IndieWire's Kate Erbland writes that the film is overstuffed:
"In it second outing, the cracks are starting to show in J.K. Rowling's much-hyped followup series to "Harry Potter," a franchise that is at the mercy of slapdash planning (these films are cobbled together from various pieces of "Wizarding World" material, not single novels) and the kind of higher-up decree that promised five films (five!) before the first one hit theaters. It's a lot of time to fill, and while the second film in the franchise nudges its narrative forward, it's at the expense of a bloated, unfocused screenplay."

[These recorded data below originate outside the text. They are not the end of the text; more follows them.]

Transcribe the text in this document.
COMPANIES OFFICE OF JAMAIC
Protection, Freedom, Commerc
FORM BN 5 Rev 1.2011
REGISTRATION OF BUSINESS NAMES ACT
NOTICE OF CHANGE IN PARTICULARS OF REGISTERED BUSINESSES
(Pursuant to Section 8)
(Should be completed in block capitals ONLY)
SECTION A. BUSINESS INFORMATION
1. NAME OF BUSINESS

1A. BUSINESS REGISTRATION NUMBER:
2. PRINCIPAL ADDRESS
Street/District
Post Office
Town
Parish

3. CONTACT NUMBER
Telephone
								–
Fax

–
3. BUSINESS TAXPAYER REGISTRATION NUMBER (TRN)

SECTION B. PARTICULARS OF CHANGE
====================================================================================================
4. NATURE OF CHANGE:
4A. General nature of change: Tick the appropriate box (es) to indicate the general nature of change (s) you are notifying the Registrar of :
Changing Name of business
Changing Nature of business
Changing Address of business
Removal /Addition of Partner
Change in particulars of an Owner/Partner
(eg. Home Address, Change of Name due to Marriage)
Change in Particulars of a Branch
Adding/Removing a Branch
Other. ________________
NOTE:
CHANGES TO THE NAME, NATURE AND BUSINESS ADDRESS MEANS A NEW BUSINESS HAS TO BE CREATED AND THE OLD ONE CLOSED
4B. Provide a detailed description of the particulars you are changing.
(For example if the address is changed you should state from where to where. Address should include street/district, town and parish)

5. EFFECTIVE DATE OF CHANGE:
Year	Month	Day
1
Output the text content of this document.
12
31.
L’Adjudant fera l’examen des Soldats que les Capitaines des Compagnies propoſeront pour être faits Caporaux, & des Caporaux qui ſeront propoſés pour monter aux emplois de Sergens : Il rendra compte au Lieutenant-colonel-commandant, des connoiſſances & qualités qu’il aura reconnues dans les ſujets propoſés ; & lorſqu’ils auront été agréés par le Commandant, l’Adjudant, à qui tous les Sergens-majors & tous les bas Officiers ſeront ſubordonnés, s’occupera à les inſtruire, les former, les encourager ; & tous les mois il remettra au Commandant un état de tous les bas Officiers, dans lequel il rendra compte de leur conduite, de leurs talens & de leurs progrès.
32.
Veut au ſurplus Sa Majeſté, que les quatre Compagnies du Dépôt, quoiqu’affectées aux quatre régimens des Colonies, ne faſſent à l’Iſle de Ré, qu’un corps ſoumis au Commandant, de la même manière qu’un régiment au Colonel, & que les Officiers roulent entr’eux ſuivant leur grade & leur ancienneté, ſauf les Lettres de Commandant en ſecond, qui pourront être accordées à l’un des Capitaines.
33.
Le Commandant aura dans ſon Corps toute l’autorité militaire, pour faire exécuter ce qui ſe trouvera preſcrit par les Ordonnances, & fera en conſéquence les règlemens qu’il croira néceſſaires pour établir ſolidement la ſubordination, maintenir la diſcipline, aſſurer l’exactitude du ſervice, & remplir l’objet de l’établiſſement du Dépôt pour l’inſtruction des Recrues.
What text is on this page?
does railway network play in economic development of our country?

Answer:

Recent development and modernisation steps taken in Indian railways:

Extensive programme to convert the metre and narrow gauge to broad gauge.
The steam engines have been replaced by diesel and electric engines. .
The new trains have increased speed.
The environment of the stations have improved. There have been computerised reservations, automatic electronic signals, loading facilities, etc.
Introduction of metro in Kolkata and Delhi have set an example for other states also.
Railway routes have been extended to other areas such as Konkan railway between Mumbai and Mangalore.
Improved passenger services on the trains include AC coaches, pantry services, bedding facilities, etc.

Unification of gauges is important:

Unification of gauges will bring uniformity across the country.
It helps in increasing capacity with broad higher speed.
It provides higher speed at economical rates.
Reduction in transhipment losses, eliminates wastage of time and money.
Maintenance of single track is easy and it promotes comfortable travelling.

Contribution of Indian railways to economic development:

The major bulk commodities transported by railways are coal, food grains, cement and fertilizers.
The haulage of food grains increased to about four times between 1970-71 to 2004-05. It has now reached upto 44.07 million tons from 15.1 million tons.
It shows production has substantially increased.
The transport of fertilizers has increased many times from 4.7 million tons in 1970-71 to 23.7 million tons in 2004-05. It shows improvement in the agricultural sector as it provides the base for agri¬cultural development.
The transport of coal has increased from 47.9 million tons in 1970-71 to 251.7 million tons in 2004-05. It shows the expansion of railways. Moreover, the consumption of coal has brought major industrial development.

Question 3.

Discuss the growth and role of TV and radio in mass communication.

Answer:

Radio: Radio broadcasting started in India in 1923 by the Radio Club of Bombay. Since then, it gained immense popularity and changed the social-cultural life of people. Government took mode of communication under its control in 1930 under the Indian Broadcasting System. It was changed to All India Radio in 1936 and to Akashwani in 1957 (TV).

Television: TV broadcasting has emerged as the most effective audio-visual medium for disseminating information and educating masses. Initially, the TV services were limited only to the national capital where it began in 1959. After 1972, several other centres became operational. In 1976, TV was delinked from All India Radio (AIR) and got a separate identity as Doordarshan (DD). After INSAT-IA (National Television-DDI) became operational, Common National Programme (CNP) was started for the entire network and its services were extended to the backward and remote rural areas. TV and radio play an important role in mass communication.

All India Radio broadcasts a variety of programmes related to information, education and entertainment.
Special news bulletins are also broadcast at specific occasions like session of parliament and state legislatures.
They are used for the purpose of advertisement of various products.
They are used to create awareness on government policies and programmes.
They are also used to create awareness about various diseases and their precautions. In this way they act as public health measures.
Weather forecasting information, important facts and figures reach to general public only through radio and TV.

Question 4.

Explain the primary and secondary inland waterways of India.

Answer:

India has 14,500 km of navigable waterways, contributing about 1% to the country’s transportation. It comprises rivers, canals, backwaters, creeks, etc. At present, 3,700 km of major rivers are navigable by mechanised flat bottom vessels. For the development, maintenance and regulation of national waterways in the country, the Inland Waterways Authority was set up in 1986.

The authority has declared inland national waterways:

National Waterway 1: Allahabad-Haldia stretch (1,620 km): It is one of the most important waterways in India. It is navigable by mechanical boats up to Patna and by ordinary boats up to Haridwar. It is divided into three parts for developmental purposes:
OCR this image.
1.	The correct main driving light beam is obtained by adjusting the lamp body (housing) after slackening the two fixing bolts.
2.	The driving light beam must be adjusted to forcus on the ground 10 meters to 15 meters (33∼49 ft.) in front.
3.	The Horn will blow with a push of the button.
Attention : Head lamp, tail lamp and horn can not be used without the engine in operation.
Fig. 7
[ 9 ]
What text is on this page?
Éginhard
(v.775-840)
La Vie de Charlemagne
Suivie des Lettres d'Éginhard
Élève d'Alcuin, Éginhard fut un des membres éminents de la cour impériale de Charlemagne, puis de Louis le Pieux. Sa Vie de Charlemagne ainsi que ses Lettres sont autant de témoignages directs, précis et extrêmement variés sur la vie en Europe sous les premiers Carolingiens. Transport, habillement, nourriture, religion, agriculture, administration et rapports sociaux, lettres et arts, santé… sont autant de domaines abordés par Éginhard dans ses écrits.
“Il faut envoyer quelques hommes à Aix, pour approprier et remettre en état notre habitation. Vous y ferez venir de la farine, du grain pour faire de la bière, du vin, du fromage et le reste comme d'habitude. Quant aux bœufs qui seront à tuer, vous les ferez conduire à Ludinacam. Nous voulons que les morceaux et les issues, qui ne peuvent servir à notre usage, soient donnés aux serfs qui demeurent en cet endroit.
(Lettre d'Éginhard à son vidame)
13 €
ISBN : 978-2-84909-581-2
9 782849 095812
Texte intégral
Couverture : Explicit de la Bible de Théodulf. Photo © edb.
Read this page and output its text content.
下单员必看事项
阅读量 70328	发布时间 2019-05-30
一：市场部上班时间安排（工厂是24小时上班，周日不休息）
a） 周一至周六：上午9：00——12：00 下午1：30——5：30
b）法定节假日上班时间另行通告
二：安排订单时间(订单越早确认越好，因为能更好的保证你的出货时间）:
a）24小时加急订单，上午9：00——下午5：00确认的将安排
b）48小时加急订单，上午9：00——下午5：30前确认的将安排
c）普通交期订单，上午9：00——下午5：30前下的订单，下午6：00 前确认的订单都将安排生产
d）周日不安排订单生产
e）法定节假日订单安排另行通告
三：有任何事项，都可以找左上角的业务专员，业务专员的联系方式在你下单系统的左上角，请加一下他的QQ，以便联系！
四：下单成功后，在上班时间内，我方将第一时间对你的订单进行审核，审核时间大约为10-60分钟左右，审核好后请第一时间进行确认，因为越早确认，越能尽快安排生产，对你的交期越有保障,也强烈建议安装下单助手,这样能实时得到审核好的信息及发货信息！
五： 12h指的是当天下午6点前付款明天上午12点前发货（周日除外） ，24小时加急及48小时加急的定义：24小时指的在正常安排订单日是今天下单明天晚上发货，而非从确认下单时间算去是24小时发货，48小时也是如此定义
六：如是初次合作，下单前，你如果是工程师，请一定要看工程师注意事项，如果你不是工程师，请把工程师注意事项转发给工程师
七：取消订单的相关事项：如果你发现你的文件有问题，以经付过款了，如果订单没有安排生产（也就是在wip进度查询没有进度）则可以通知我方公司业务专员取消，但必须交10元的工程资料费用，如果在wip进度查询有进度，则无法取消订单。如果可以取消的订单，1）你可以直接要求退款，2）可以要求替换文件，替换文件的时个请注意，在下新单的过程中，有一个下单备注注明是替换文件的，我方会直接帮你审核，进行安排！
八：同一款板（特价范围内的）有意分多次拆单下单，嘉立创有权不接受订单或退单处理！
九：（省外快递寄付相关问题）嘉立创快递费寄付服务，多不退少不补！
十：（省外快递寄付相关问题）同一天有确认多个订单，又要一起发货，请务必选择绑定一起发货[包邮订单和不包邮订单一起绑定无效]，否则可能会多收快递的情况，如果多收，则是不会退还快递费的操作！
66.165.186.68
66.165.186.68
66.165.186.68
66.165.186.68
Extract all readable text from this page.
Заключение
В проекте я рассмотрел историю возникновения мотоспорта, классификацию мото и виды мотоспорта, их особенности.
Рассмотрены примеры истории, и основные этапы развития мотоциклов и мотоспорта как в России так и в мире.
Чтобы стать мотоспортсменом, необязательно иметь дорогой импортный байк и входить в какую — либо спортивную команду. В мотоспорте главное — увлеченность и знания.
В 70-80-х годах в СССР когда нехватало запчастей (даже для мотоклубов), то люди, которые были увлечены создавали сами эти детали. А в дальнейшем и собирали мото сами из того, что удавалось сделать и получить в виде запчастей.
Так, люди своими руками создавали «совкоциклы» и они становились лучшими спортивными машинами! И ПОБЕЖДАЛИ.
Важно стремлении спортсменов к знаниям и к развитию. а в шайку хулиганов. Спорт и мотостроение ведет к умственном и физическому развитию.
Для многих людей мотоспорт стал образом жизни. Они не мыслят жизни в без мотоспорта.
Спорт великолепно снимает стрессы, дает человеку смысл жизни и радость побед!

It's not all bad news. USA Today's Brian Truitt provided the film with a positive review, stating:
"As much as the new sequel bridges gaps to various "Potter" lineages and personalities, it also ties into real-world history in intriguing fashion."
And NY Post critic Johnny Oleksinski says the film is an improvement over the first, writing:
"[The] much-improved sequel, "Fantastic Beasts: The Crimes of Grindelwald," wisely leaves the States for a more otherworldly London and Paris, all the while discovering the heart and drive of this new series."
Fantastic Beasts: The Crimes of Grindelwald opens November 16, 2018.